HPSE is not just a passive biomarker but also appears to be an active upstream regulator involved in post-ischemic myocardial injury, and may thereby influence the entire process of ischemia and reperfusion injury through several key mechanisms.

We found a modest but significant positive correlation between HPSE and the myocardial necrosis marker cTnI (r = 0.300). This suggests that HPSE levels may be partly related to the initial infarct size. We included both factors in a multivariable analysis. Even after this adjustment, HPSE still independently predicted outcomes. This indicates that HPSE provides prognostic information that is not just about the initial necrosis extent. Its added predictive value likely comes from the potential role of HPSE in secondary injury mechanisms. These could include strong inflammation, microcirculatory dysfunction, and extracellular matrix degradation, as discussed earlier. Thus, HPSE has distinct clinical importance as a multifactorial driver of pathology after infarction.

The present findings are important for clinical use. First, HPSE offers a new way to assess risk. We combined HPSE with the GRACE score, and this model predicted risk better, with an AUC of 0.849. This means that when we add key disease-related molecules to standard clinical scores, we can better find high-risk patients early. As a result, these patients could receive stronger treatment and closer monitoring. Crucially, the statistically significant improvements in both the NRI (0.52) and the IDI (0.015) provide direct quantitative evidence that HPSE not only enhances the model's overall discriminative capacity but also meaningfully improves the correct reclassification of individuals into clinically actionable risk categories.

More importantly, HPSE represents a potential therapeutic target. Current treatment for STEMI focuses on rapid revascularization, but there are few effective ways to prevent reperfusion injury. Given that HPSE may regulate multiple injury pathways upstream, it could be a suitable target for intervention. This study provides a rationale for exploring the use of HPSE inhibitors, first developed for cancer, in heart disease. Future research should test whether blocking HPSE during reperfusion can reduce inflammation and microvascular damage. This may help protect the heart muscle and improve long-term patient outcomes.

This study has some limitations. First, it was done at one hospital with a medium number of patients. This may make the results less general and could cause selection bias. Second, the early coronary blood sampling protocol, while enabling direct assessment of HPSE at the site of the culprit lesion, limits broader clinical applicability. Future studies are needed to determine whether HPSE measured at more convenient time points or in peripheral venous blood retains robust predictive accuracy, which is crucial for wider clinical translation.
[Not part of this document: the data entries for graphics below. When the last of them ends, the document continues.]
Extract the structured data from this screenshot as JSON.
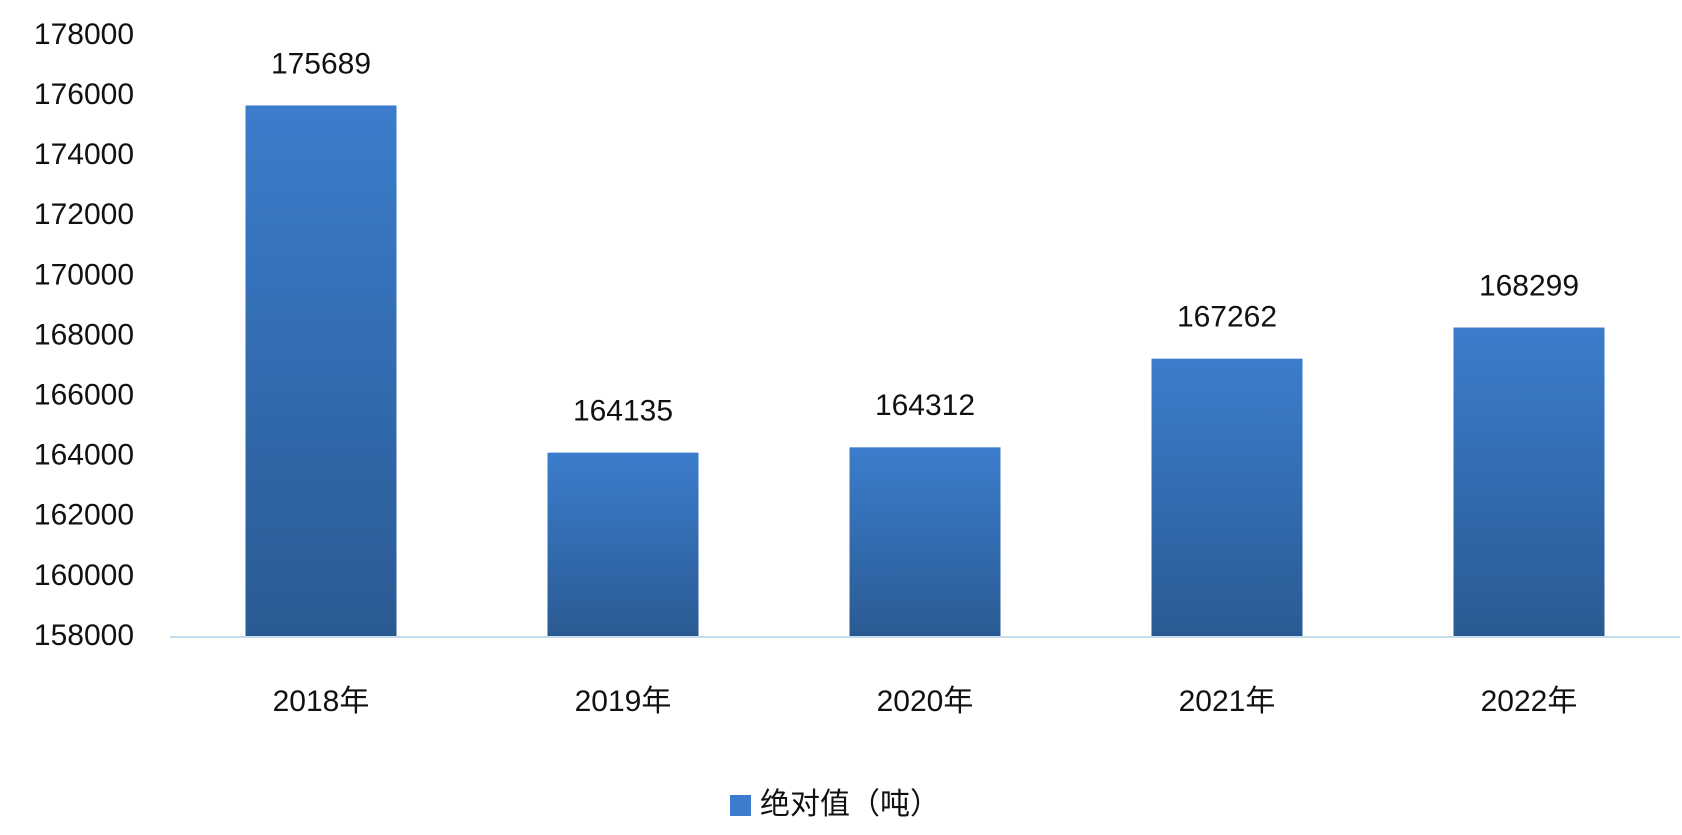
{
  "chart_data": {
    "type": "bar",
    "categories": [
      "2018年",
      "2019年",
      "2020年",
      "2021年",
      "2022年"
    ],
    "series": [
      {
        "name": "绝对值（吨）",
        "color": "#3b7dcc",
        "values": [
          175689,
          164135,
          164312,
          167262,
          168299
        ]
      }
    ],
    "ylim": [
      158000,
      178000
    ],
    "yticks": [
      158000,
      160000,
      162000,
      164000,
      166000,
      168000,
      170000,
      172000,
      174000,
      176000,
      178000
    ],
    "grid": false,
    "legend": "bottom"
  }
}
Third, the follow-up time was only six months. This is enough to check short-term effects, but longer studies are needed to learn about the long-term role of HPSE. Lastly, as an observational study, our findings demonstrate an association but cannot establish a causal relationship between HPSE levels and clinical outcomes. Furthermore, the exact molecular pathways through which HPSE exerts its effect require further mechanistic investigation.